- Pitcher / Outfielder
- Born: October 3, 1914 Philadelphia, Pennsylvania, U.S.
- Died: December 11, 1995 (aged 81) Lancaster, Pennsylvania, U.S.
- Batted: LeftThrew: Left

MLB debut
- September 28, 1943, for the Philadelphia Athletics

Last MLB appearance
- August 17, 1944, for the Philadelphia Athletics

MLB statistics
- Batting average: .191
- Home runs: 0
- RBI: 7
- Pitching record: 0–1
- Earned run average: 3.55
- Strikeouts: 15
- Stats at Baseball Reference

Teams
- Philadelphia Athletics (1943–1944);

= Woody Wheaton =

American baseball player

Elwood Pierce "Woody" Wheaton (October 3, 1914 – December 11, 1995) was an American left-handed Major League Baseball outfielder and pitcher who played for the Philadelphia Athletics in 1943 and 1944.

He made his major league debut on September 28, 1943 at the age of 28. He played in seven games for the Athletics that season, hitting .200 with no home runs and two RBI in 30 at-bats. The following season, 1944, he hit .186 in 30 games, collecting 11 hits in 59 at-bats and driving in five runs. He also appeared in eleven games as a pitcher, one of which was a start. He went 0–1 with a 3.55 ERA, allowing 36 hits and 20 walks in 38 innings while striking out 15. On August 17, 1944, he appeared in his final big league game.

Overall, Wheaton hit .191 in 37 games, collecting 17 hits in 89 at-bats.

Wheaton also spent 17 seasons in the minor leagues, hitting .297 in 1,729 games.
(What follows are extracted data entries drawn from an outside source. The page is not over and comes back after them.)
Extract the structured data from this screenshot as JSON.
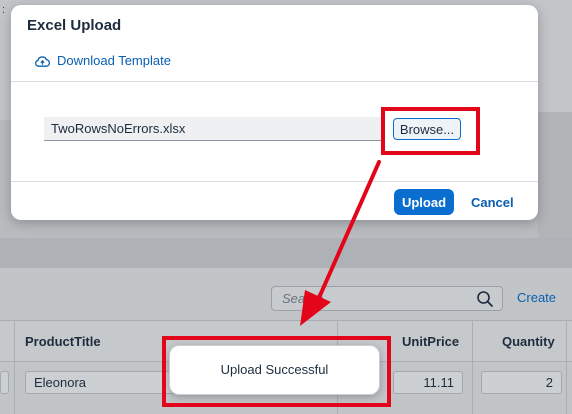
{
  "background": {
    "colon_text": ":",
    "search_placeholder": "Search",
    "create_label": "Create",
    "columns": [
      "ProductTitle",
      "UnitPrice",
      "Quantity"
    ],
    "row": {
      "product_title": "Eleonora",
      "unit_price": "11.11",
      "quantity": "2"
    }
  },
  "dialog": {
    "title": "Excel Upload",
    "download_template_label": "Download Template",
    "file_name": "TwoRowsNoErrors.xlsx",
    "browse_label": "Browse...",
    "upload_label": "Upload",
    "cancel_label": "Cancel"
  },
  "toast": {
    "message": "Upload Successful"
  },
  "colors": {
    "accent": "#0a6ed1",
    "link": "#0a5fb0",
    "annotation": "#e3051a"
  },
  "icons": {
    "download": "cloud-upload-icon",
    "search": "search-icon",
    "arrow": "annotation-arrow"
  }
}
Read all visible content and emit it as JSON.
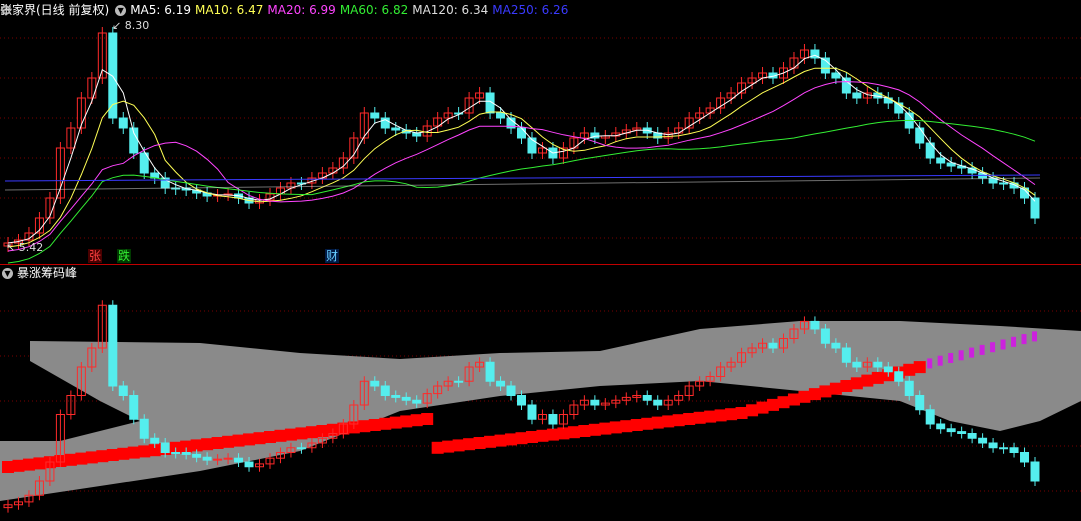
{
  "main": {
    "title": "张家界(日线 前复权)",
    "indicators": [
      {
        "label": "MA5: 6.19",
        "color": "#ffffff"
      },
      {
        "label": "MA10: 6.47",
        "color": "#ffff55"
      },
      {
        "label": "MA20: 6.99",
        "color": "#ff44ff"
      },
      {
        "label": "MA60: 6.82",
        "color": "#33ee33"
      },
      {
        "label": "MA120: 6.34",
        "color": "#dddddd"
      },
      {
        "label": "MA250: 6.26",
        "color": "#3a3aff"
      }
    ],
    "high_label": "8.30",
    "low_label": "5.42",
    "events": [
      {
        "text": "张",
        "color": "#ff4040",
        "bg": "#4a0000"
      },
      {
        "text": "跌",
        "color": "#33ee33",
        "bg": "#003a00"
      },
      {
        "text": "财",
        "color": "#66ccff",
        "bg": "#001a44"
      }
    ]
  },
  "sub": {
    "title": "暴涨筹码峰"
  },
  "colors": {
    "up": "#ff2a2a",
    "down": "#55eeee",
    "grid": "#7a0000",
    "band": "#8a8a8a",
    "peak": "#ff0000",
    "tail": "#cc22dd"
  }
}
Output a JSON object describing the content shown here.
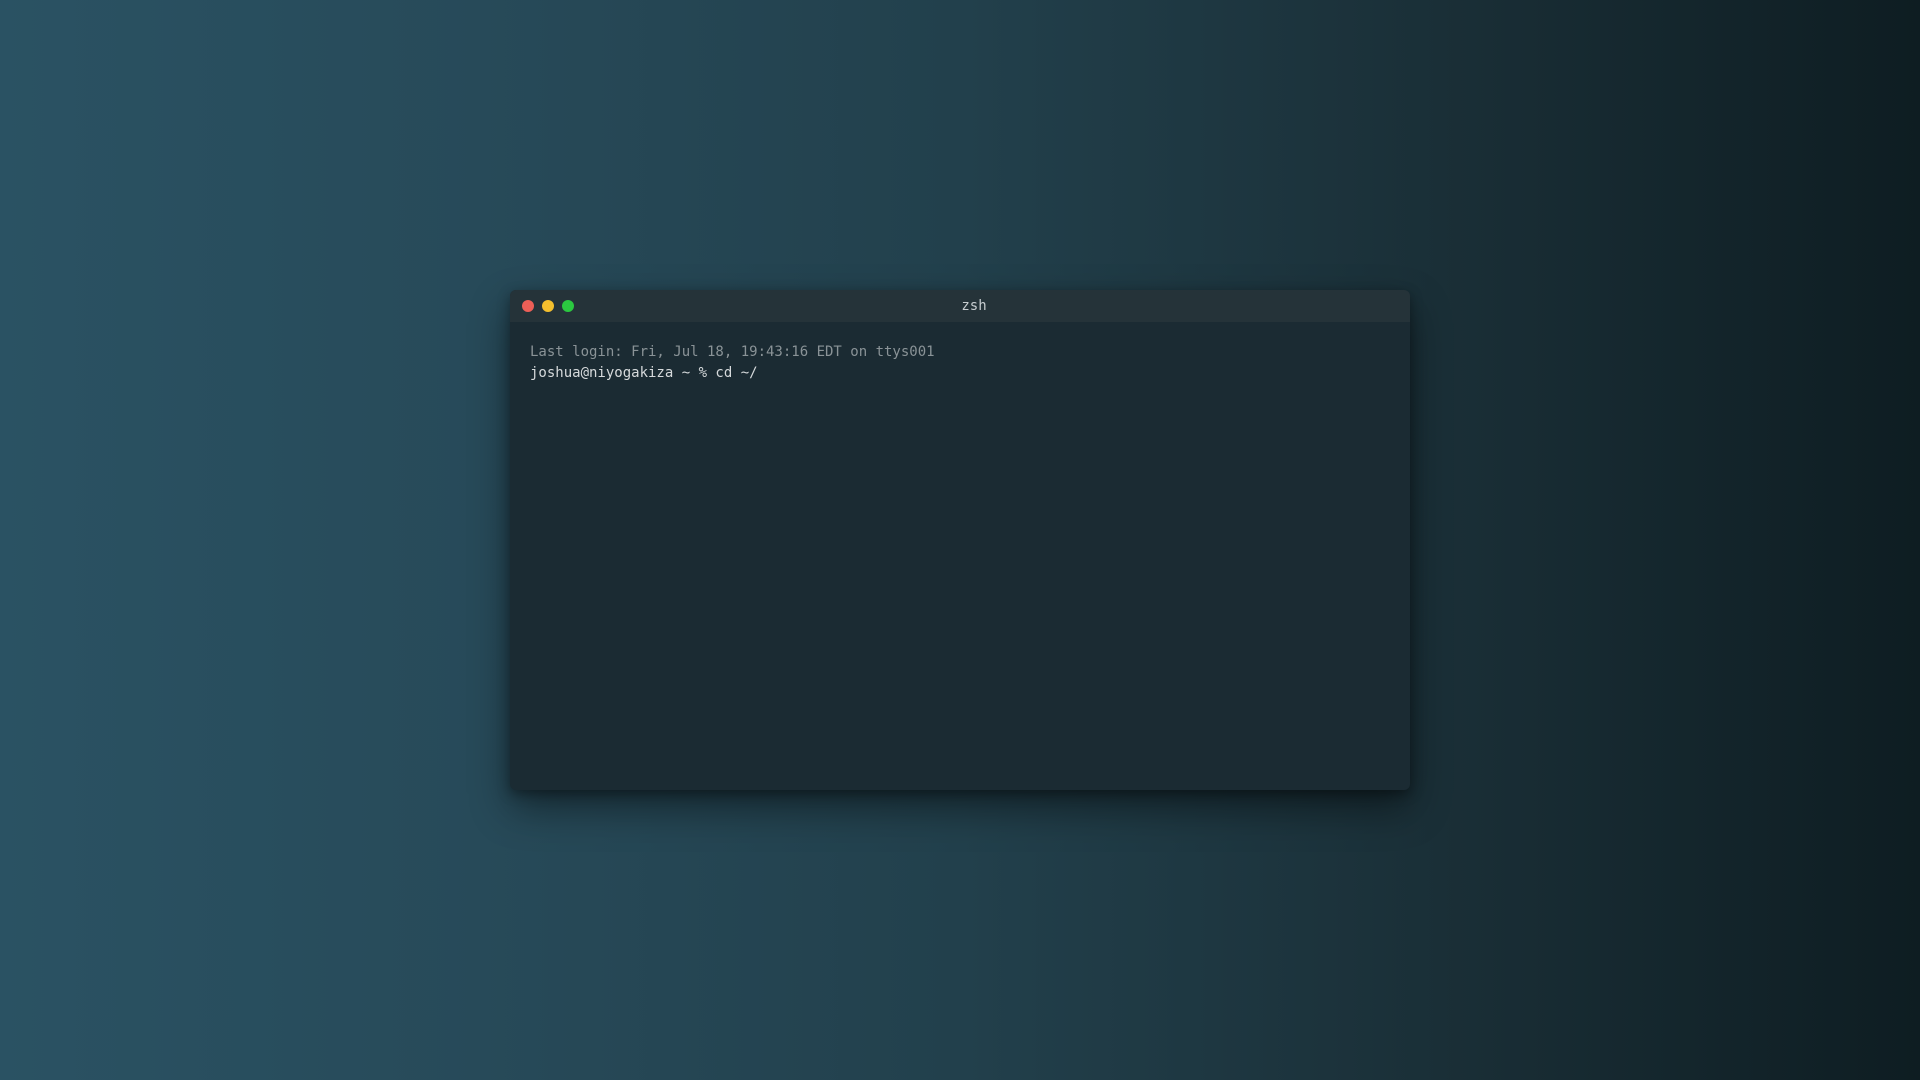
{
  "window": {
    "title": "zsh",
    "buttons": {
      "close_color": "#ed5f57",
      "minimize_color": "#f4bf2e",
      "maximize_color": "#2bc840"
    }
  },
  "terminal": {
    "lines": [
      "Last login: Fri, Jul 18, 19:43:16 EDT on ttys001",
      "joshua@niyogakiza ~ % cd ~/"
    ]
  }
}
He had 1,810 hits, of which 244 were doubles, 84 were triples and 27 were home runs. In 1939, with the Hazleton Mountaineers, he hit .428 with 17 doubles and 16 triples in 101 games (432 at-bats). As a pitcher, he went 90–77 in 250 appearances. In 1948, with the Welch Miners, he went 14–6 with a 3.53 ERA (as a batter, he hit .357 in 364 at-bats that season). In 1943 with the Lancaster Red Roses, he went 13–3. He also spent a few seasons managing in the minors with the Red Roses, Rome Colonels, Moline A's, Hagerstown Owls, and Harrisburg Senators.

Following his death, he was buried in Arlington Cemetery in Drexel Hill, Pennsylvania.